Plusieurs Godommes s’effondrèrent encore et les assaillants devaient piétiner les corps des morts pour pouvoir approcher. La résistance du vieux faiblissait. Profitant de ce que deux hommes écartaient la lame maudite, un troisième parvint à enfoncer son épée dans le torse de Cartignac qui s’immobilisa un instant. Bien qu’agonisant, il trouva encore la force de saisir son poignard et de le plonger dans le ventre de son assassin.
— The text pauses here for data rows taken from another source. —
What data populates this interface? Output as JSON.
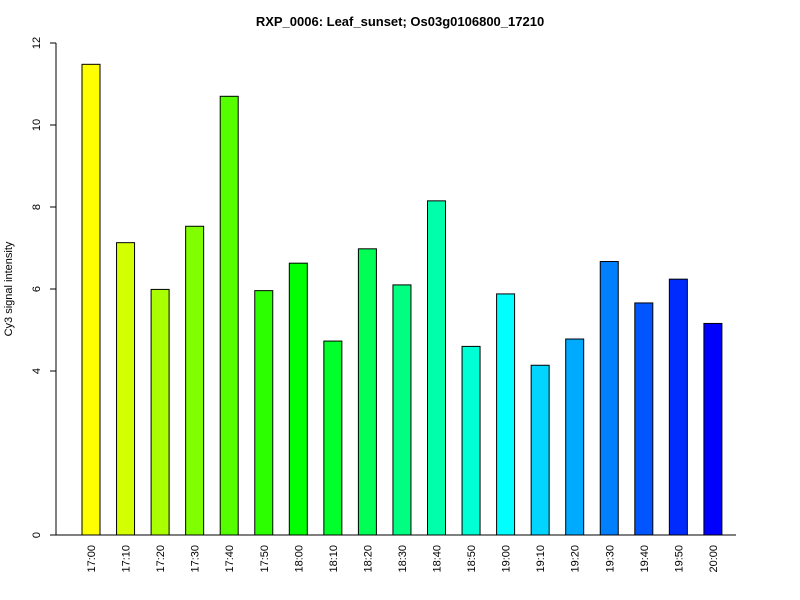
{
  "chart_data": {
    "type": "bar",
    "title": "RXP_0006: Leaf_sunset; Os03g0106800_17210",
    "xlabel": "",
    "ylabel": "Cy3 signal intensity",
    "ylim": [
      0,
      12
    ],
    "yticks": [
      0,
      4,
      6,
      8,
      10,
      12
    ],
    "grid": false,
    "categories": [
      "17:00",
      "17:10",
      "17:20",
      "17:30",
      "17:40",
      "17:50",
      "18:00",
      "18:10",
      "18:20",
      "18:30",
      "18:40",
      "18:50",
      "19:00",
      "19:10",
      "19:20",
      "19:30",
      "19:40",
      "19:50",
      "20:00"
    ],
    "values": [
      11.48,
      7.13,
      5.99,
      7.53,
      10.7,
      5.96,
      6.63,
      4.73,
      6.98,
      6.1,
      8.15,
      4.6,
      5.88,
      4.14,
      4.78,
      6.67,
      5.66,
      6.24,
      5.16
    ],
    "colors": [
      "#ffff00",
      "#d4ff00",
      "#aaff00",
      "#80ff00",
      "#55ff00",
      "#2bff00",
      "#00ff00",
      "#00ff2b",
      "#00ff55",
      "#00ff80",
      "#00ffaa",
      "#00ffd4",
      "#00ffff",
      "#00d4ff",
      "#00aaff",
      "#0080ff",
      "#0055ff",
      "#002bff",
      "#0000ff"
    ]
  }
}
Les deux adversaires restèrent un instant face à face puis s’écroulèrent en même temps.
Arkon venu aux nouvelles se pencha vers le vieux qui murmura dans un flot de sang :
— Goddom… paljalt…
— Oui, répondit Arkon, tu es mort en grand guerrier. Ton corps sera brûlé et j’égorgerai deux dalkas sur le brasier pour qu’ils t’accompagnent dans tes chasses. Repose en paix.